UTA professor to develop hydrogel that promotes cardiac repair after heart attacks

A UTA bioengineering professor has won a new $460,000 grant from the National Institutes of Health to develop a biodegradable and bioactive hydrogel to repair heart tissue after heart attacks.

"Heart attacks, or myocardial infarction, is a leading cause of morbidity and mortality worldwide," said UTA bioengineering professor Yi Hong, who is leading the research project.

"We are working on a new biodegradable and bioactive hydrogel material that could be injected into the heart to promote cardiac repair after a heart attack."

Recent research has shown that the injection of a hydrogel derived from heart tissue with the cells removed can promote the development of new heart muscle cells and also help restore heart function. This scaffold material is called the extracellular matrix.

"My collaborators and I aim to take this one step further and develop a blended injectable biogel that combines the scaffolding and repair properties of the extracellular matrix with nanoparticle-based drug delivery technologies," Hong said.

"Our projected outcome is to significantly increase the recruitment of stem cells to the heart, accelerate cardiac repair and improve cardiac function after a heart attack."

Hong is collaborating with UTA bioengineering professor Kytai Nguyen and UTA bioengineering associate professor Jun Liao, as well as Ge Zhang, associate professor of biomedical engineering at the University of Akron.

Michael Cho, UTA's chair of bioengineering, congratulated Hong and the team on attaining this highly competitive grant.
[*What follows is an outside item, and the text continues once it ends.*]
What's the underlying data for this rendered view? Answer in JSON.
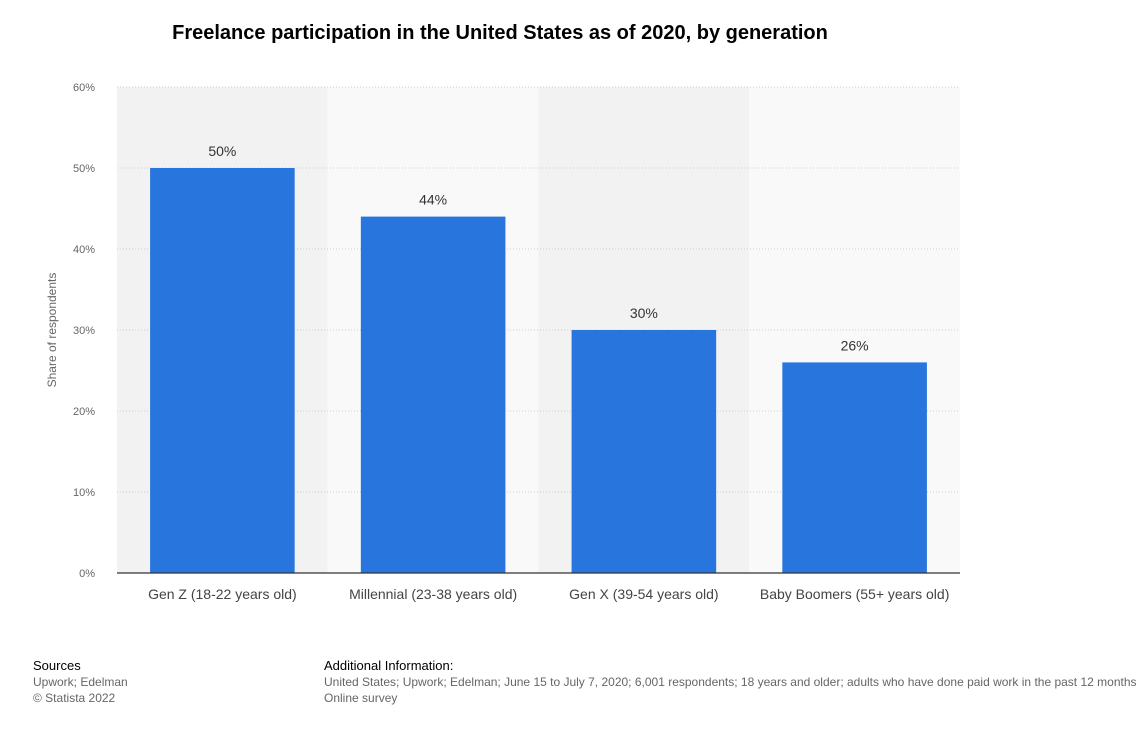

"Dr. Hong's research in biomaterials and especially biogels is positioning UTA at the forefront of this burgeoning field," Cho said. "This new project will provide a platform for cross-institutional collaboration in Dallas-Fort Worth area and strengthen our position even further in biomedical engineering research and potential clinical applications."

Earlier this year, Hong developed a highly elastic biodegradable hydrogel for bioprinting materials that mimic natural human soft tissues. Bioprinting uses live cells within the scaffolding of the new tissues and could potentially transform cell printing. A provisional patent application has been filed on this new elastic material, which will be able to generate multiple types of human soft tissues, including skin, skeletal muscles, blood vessels and heart muscles.